Tardó un momento en reconocer a Cora. ¿Por qué razón habría cabalgado a través de la noche para trasladarse allí? Le habría ocurrido algo grave.

Después reconoció a la otra.

—¡Peg! —la llamó alegremente.

La niña le vio y se acercó corriendo. Mack observó que había crecido; había aumentado de estatura y sus formas eran distintas. Pero su rostro era el mismo de siempre.

—¡Mack! —gritó Peg arrojándose en sus brazos—. ¡Oh, Mack, si supieras cuánto miedo he pasado!

—Pensé que jamás volvería a verte —dijo Mack emocionado—. ¿Qué ha ocurrido?

Cora contestó a la pregunta.

—Está en dificultades. La compró un granjero de la montaña llamado Burgo Marler. La quiso violar y ella lo apuñaló con un cuchillo de cocina.

—Pobre Peg —dijo Mack, abrazándola—. ¿El hombre ha muerto?

Peg asintió con la cabeza.

—El suceso se ha publicado en la Virginia Gazette y ahora todos los sheriffs de la colonia la están buscando —explicó Cora.

Mack la miró horrorizado. Si la atraparan, Peg sería ahorcada.

El rumor de la conversación despertó a los otros esclavos.
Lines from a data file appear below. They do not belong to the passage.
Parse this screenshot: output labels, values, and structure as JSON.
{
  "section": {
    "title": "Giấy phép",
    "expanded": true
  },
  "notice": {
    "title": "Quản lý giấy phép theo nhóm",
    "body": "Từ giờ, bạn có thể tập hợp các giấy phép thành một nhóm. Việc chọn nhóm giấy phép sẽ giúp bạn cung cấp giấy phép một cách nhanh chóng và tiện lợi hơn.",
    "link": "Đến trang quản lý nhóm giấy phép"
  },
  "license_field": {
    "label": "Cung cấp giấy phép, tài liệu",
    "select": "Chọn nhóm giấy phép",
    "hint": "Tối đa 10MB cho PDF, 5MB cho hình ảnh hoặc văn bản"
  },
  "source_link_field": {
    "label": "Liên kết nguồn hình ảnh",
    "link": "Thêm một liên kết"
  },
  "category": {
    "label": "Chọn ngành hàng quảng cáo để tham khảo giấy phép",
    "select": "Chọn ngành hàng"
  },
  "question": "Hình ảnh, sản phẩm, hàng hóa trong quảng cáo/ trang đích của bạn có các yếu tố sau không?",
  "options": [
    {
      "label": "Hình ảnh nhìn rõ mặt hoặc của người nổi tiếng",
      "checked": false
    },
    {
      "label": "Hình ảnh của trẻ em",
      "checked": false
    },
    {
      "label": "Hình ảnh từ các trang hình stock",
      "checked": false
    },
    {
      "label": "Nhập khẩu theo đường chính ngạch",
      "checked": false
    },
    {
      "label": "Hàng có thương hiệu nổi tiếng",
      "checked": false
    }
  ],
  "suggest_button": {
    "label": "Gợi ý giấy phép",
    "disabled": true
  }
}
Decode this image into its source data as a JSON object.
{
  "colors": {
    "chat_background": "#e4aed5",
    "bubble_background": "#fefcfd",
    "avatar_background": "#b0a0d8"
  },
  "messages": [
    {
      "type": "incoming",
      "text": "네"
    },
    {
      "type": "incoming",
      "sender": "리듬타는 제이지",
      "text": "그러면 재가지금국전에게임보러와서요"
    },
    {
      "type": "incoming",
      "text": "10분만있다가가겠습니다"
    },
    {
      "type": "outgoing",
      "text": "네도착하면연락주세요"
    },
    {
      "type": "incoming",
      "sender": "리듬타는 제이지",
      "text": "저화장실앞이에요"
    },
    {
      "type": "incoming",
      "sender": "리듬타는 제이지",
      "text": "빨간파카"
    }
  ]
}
Algunos de los deportados salieron y, al ver a Peg y a Cora, las saludaron efusivamente.

—¿Cómo llegaste a Fredericksburg? —le preguntó Mack a Peg.
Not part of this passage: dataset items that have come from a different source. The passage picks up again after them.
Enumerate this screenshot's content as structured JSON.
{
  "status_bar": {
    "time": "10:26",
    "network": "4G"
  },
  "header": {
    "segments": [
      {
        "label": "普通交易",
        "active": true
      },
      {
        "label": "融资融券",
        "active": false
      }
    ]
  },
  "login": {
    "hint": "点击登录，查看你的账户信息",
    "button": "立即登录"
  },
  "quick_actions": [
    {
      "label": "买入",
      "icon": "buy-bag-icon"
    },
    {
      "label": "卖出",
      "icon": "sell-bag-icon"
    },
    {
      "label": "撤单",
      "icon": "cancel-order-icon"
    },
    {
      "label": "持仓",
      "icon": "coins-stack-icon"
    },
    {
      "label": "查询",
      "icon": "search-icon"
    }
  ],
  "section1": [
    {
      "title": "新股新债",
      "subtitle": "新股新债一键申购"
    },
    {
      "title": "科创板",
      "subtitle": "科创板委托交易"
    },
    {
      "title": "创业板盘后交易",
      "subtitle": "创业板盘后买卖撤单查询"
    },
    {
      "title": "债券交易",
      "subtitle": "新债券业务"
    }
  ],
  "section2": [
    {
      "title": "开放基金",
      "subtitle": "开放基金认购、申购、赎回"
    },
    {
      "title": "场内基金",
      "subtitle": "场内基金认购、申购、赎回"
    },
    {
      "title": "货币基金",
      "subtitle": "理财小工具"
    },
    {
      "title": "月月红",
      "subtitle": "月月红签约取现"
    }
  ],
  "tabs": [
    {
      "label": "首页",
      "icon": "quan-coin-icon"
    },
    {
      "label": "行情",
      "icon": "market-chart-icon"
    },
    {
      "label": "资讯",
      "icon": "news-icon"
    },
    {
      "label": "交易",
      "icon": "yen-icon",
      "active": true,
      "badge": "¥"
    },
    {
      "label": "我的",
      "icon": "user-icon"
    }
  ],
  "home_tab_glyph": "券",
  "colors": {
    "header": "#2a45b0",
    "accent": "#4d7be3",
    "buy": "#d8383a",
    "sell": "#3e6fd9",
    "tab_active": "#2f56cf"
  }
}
—A pie —contestó la niña con un toque de su antigua personalidad desafiante—. Sabía que tenía que ir hacia el este y encontrar el río Rappahannock. Anduve en la oscuridad y pregunté el camino a personas que viven de noche… esclavos, fugitivos, desertores del Ejército e indios.

—La he ocultado unos días en mi casa… mi marido está en Williamsburg por asuntos de negocios. Después me enteré de que el sheriff estaba a punto de interrogar a todos los que estaban en el Rosebud —dijo Cora.

—¡Pero eso significa que va a venir aquí! —Dijo Mack.

—Sí… ya no puede estar muy lejos.

—¿Cómo?

—Estoy casi segura de que ya se ha puesto en camino… estaba reuniendo a una patrulla de búsqueda cuando dejé la ciudad.

—¿Pues por qué la has traído aquí? —preguntó Mack.

Cora le miró con dureza.

—Porque es tu problema. ¡Yo tengo un marido rico y mi propio banco en la iglesia y no quiero que el sheriff descubra a una asesina en el maldito henil de mis cuadras!

Los otros deportados emitieron unos murmullos de reproche.

Mack miró a Cora consternado. En otros tiempos había soñado con compartir su vida con aquella mujer.

—Tienes un corazón de piedra —le dijo.

—La he salvado, ¿no? —protestó Cora en tono indignado—. ¡Ahora me tengo que salvar yo!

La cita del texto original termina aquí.